Scientific concepts should be operationalized, meaning measurable and testable in experiments that produce clear-cut results. “You’d hope that a scientific concept would name something that one can use to then make predictions about how it’s going to work. It’s not clear that ‘attention’ does that for us,” says Poldrack.
It’s no surprise “attention” and “memory” don’t perfectly map onto the brain functions scientists know of today, given that they entered the lexicon centuries ago, when we knew very little about the internal workings of the brain or our own mental processes. Psychology, Poldrack argues, cannot be a precise science as long as it relies on these centuries-old, lay terms, which have broad, fluctuating usage. The field has to create new terminology that accurately describes mental processes. “It hurts us a lot because we can’t really test theories,” says Poldrack. “People can talk past one another. If one person says I’m studying ‘working memory’ and the other people says ‘attention,’ they can be finding things that are potentially highly relevant to one another but they’re talking past one another.”
Other scientific fields have made similar shifts: “In order to be able to describe the world, physics had to move away from the concepts we’ve had for hundreds of years around Newtonian physics towards this new way of thinking about things,” says Poldrack. “Physicists [today], when they describe why things fall because of gravity, they’re not using those terms, they’re using math.”

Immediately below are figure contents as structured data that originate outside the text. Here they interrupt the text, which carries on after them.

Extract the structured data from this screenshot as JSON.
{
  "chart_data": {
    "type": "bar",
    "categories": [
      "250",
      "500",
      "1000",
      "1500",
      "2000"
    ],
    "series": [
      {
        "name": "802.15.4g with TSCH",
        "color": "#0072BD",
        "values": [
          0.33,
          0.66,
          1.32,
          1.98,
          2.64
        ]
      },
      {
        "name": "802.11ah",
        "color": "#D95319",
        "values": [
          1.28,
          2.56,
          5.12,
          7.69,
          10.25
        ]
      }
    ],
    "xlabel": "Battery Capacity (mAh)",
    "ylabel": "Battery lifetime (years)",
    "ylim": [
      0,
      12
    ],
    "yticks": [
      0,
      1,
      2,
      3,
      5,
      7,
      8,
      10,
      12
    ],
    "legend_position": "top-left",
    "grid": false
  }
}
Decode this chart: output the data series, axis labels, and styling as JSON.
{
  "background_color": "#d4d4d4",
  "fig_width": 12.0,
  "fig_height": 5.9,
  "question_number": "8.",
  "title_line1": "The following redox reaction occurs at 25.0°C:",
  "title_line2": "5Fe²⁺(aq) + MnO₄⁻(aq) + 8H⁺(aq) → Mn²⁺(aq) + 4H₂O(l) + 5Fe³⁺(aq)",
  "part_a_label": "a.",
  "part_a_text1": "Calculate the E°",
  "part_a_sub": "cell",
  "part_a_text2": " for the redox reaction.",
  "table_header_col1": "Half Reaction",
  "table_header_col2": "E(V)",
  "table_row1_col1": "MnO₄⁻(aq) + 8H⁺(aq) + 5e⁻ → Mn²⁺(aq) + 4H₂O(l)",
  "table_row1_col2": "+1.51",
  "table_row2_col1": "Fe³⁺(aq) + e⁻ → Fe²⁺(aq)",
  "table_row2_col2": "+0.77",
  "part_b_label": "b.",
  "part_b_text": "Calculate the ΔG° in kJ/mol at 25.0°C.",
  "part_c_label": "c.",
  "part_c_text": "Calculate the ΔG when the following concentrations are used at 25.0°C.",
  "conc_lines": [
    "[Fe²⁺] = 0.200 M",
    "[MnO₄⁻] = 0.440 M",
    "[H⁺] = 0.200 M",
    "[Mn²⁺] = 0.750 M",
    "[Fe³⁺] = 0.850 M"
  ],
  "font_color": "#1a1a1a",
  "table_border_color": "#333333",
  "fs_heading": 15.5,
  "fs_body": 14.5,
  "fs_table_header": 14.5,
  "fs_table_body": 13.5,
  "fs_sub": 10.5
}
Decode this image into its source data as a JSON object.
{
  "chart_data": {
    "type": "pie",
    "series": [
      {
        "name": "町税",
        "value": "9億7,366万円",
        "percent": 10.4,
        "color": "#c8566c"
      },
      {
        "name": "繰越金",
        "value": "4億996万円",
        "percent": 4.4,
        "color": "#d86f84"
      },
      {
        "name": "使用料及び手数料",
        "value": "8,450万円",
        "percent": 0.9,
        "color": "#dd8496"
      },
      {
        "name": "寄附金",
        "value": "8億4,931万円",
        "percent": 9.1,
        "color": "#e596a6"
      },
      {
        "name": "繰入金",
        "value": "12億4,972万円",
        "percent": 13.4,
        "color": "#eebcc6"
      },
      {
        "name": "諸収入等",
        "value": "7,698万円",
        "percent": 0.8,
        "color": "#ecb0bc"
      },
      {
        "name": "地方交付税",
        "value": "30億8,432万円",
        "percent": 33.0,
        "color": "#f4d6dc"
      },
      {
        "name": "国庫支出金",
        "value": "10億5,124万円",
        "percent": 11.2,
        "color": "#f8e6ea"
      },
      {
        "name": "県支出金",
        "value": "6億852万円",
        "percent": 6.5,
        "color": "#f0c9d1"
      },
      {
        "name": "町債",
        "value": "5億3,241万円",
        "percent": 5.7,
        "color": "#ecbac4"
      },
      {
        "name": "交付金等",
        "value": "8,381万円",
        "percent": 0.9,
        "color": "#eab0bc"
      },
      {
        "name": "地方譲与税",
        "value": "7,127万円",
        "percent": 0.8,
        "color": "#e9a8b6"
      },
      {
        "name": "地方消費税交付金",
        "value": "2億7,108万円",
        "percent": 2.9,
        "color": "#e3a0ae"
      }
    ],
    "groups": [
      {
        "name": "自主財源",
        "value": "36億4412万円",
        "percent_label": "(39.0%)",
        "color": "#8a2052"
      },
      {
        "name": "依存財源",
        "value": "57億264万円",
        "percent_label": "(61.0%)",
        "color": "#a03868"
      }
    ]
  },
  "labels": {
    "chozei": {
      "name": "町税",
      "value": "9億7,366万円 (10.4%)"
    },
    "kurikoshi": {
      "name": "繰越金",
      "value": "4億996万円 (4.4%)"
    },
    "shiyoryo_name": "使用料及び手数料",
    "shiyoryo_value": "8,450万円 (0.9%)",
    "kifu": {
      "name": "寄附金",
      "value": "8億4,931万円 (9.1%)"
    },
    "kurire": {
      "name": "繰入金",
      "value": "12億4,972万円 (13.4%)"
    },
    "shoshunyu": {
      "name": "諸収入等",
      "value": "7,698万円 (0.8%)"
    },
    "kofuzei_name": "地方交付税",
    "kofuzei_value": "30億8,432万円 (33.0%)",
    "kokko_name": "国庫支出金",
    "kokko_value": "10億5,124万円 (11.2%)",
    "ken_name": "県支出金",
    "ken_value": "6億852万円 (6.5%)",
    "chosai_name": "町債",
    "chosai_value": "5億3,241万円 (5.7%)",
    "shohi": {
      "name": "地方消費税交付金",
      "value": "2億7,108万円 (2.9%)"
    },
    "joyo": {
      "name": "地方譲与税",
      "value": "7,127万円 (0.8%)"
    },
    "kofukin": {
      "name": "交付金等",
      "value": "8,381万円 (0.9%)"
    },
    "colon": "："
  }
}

Adopting a new, precise language needn’t mean psychology is irrelevant to everyday life. For example, few people understand complex physics, but the mathematical language of the field still describes our physical reality. “We may know what a quark is but most of us can’t really say anything beyond, ‘I think it’s involved in quantum mechanic,” says Poldrack. Ultimately, though, psychology can’t be a robust science without revising its terminology. “We need scientific language, not a folk language,” says Poldrack.